Wozzeck is a work still staggeringly modern and vital 91 years down the line
The orchestra plus on- and off-stage bands complete the picture – it really is an as-near-as-damn-it ideal account of Berg's first opera, a work still staggeringly modern and vital 91 years down the line. Strange then that it should be the staging that feels like it hasn’t aged well since its first outing a mere 10 years ago. Director Keith Warner and set designer Stefanos Lazaridis, the latter sadly no longer with us, were the dream team behind Covent Garden’s much admired Ring, yet the approach here tends occasionally to undermine the drama.
The main set is a strange lab-like space with mildew blooming in the corners, a white tiled box with a raked floor, its seams drawing the eye into a trick of perspective. It's dominated by four large glass boxes, initially covered in white sheets but gradually revealed to show one containing giant mushrooms, one specimen jars, one a model of house in the mountains, and one just water.

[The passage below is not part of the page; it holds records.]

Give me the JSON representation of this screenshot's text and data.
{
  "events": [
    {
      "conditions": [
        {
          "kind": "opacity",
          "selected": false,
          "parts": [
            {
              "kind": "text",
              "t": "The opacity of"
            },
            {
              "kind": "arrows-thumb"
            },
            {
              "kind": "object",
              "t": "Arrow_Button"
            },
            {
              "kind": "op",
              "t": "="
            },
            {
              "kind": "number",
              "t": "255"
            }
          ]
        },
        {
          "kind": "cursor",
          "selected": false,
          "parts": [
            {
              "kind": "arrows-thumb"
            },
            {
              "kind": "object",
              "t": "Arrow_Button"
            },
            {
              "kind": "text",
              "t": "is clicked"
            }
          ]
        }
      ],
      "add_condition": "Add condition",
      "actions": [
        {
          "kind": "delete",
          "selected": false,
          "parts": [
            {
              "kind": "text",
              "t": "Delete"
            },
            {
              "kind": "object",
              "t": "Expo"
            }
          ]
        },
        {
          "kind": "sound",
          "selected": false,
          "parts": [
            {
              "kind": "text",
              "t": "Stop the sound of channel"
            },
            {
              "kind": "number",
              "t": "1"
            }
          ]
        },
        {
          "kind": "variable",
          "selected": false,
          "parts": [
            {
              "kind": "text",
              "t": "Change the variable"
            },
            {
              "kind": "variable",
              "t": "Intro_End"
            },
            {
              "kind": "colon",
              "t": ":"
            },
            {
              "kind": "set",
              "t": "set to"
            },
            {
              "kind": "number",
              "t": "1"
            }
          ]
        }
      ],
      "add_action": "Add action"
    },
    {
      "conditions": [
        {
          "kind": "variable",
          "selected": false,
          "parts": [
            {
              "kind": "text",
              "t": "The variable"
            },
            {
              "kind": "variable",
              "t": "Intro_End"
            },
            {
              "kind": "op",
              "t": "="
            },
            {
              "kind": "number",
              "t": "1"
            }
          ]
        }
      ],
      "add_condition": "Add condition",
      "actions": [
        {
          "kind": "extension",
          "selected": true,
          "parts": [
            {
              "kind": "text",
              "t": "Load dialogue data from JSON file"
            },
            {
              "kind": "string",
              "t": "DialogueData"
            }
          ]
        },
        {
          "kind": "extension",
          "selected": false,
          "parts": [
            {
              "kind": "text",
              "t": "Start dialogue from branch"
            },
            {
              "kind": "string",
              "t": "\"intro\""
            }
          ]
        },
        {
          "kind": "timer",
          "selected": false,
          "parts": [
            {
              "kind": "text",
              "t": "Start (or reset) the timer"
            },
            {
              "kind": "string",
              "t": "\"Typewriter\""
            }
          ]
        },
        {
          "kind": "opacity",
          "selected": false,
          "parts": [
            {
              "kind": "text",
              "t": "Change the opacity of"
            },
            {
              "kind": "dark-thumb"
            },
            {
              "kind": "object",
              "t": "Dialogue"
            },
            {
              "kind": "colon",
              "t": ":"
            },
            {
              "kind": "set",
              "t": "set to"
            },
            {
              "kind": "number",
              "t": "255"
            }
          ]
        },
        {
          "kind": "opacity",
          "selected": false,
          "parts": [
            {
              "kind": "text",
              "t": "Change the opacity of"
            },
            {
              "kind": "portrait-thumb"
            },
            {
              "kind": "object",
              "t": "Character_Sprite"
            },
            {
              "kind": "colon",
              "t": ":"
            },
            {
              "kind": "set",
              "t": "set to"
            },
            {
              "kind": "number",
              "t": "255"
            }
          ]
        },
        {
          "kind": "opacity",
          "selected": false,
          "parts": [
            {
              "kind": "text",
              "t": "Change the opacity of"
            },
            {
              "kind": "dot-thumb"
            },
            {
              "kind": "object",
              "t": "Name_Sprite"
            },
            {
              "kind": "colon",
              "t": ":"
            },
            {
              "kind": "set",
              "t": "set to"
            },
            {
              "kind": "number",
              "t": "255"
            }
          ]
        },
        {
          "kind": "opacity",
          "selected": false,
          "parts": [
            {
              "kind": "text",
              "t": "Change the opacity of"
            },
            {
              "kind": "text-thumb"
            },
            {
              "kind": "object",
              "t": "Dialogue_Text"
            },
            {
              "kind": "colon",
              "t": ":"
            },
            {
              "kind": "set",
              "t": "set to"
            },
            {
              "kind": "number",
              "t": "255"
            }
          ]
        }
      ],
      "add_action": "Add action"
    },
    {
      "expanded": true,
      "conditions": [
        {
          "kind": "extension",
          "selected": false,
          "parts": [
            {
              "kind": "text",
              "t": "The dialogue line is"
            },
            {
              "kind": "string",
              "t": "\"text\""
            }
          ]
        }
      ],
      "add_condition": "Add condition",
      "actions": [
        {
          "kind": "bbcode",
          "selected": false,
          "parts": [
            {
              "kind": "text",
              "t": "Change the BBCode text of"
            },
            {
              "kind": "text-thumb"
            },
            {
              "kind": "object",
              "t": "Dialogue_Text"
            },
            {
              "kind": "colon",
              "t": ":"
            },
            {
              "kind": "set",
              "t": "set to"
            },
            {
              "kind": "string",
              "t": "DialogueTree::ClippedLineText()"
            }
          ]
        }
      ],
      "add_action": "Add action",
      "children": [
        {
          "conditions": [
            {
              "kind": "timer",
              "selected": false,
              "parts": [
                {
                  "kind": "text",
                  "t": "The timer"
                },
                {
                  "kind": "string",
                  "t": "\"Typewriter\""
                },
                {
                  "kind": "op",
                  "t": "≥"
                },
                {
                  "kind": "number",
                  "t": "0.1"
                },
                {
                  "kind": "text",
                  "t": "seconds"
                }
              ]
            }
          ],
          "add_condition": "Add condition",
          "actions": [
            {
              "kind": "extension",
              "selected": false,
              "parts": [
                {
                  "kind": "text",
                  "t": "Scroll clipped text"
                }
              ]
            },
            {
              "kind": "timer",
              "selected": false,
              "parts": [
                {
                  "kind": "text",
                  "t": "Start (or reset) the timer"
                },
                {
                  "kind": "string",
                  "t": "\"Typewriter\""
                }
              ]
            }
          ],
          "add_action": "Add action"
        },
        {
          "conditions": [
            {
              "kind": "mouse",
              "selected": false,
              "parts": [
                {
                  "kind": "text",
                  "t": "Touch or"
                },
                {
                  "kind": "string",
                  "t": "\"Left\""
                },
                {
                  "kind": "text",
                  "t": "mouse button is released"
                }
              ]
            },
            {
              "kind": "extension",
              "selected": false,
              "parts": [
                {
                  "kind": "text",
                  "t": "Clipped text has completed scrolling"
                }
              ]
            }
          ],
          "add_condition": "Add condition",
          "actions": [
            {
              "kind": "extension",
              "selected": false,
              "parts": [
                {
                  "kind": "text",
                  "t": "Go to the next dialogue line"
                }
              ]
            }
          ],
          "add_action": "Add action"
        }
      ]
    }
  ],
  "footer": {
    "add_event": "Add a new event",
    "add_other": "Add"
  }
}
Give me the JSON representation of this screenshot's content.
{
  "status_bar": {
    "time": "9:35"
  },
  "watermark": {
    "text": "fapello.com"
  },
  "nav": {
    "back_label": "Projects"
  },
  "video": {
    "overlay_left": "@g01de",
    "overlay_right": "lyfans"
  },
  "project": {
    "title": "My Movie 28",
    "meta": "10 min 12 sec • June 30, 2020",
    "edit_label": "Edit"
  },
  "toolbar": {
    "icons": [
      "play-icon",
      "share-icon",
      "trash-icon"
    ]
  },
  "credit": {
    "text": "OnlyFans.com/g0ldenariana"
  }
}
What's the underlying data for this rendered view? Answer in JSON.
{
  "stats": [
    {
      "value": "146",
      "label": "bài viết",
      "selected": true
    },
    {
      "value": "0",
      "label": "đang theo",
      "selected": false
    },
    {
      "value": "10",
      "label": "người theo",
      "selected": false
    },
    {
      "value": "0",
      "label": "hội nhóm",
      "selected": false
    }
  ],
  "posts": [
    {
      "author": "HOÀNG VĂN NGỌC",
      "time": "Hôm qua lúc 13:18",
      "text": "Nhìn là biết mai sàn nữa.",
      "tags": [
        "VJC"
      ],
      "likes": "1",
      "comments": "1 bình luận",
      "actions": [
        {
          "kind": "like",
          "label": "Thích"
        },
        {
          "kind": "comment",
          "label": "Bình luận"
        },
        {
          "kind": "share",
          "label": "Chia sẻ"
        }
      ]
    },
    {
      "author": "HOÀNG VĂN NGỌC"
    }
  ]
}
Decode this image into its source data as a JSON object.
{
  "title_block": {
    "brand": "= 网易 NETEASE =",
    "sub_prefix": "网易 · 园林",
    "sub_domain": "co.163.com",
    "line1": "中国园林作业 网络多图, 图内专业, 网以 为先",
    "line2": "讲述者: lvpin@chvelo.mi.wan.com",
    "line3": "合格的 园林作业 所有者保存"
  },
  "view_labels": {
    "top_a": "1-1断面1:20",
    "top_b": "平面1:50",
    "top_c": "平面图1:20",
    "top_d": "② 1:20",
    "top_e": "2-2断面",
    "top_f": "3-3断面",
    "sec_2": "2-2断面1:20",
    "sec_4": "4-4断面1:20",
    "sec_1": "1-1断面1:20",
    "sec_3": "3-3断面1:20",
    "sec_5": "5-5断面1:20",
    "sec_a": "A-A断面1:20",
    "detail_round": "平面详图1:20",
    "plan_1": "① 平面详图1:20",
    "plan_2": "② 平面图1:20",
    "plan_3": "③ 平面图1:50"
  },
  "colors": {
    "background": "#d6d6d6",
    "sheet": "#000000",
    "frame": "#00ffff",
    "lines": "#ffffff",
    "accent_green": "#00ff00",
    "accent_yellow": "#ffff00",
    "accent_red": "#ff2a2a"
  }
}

Twice, an upside-down black triangle as wide as the stage is lowered down to reveal a window cut into it, then a few minutes later flown back out again. It all feels somehow significant but that’s really the problem – should one be puzzling over what the staging might mean when there’s a human tragedy unfolding?
Not that it is short of memorable and affecting touches: thanks to the illusionist’s trick of a large angled mirror, Marie first appears pinned to the back wall like a butterfly; in a grizzly coup de theatre, Wozzeck’s death ends with him suspended in a bloody aquarium like a specimen. But there is very little of the mundane, impoverished normality which might allow us to see Wozzeck as a broken human being, rather than just a symbol amid a sea of symbols.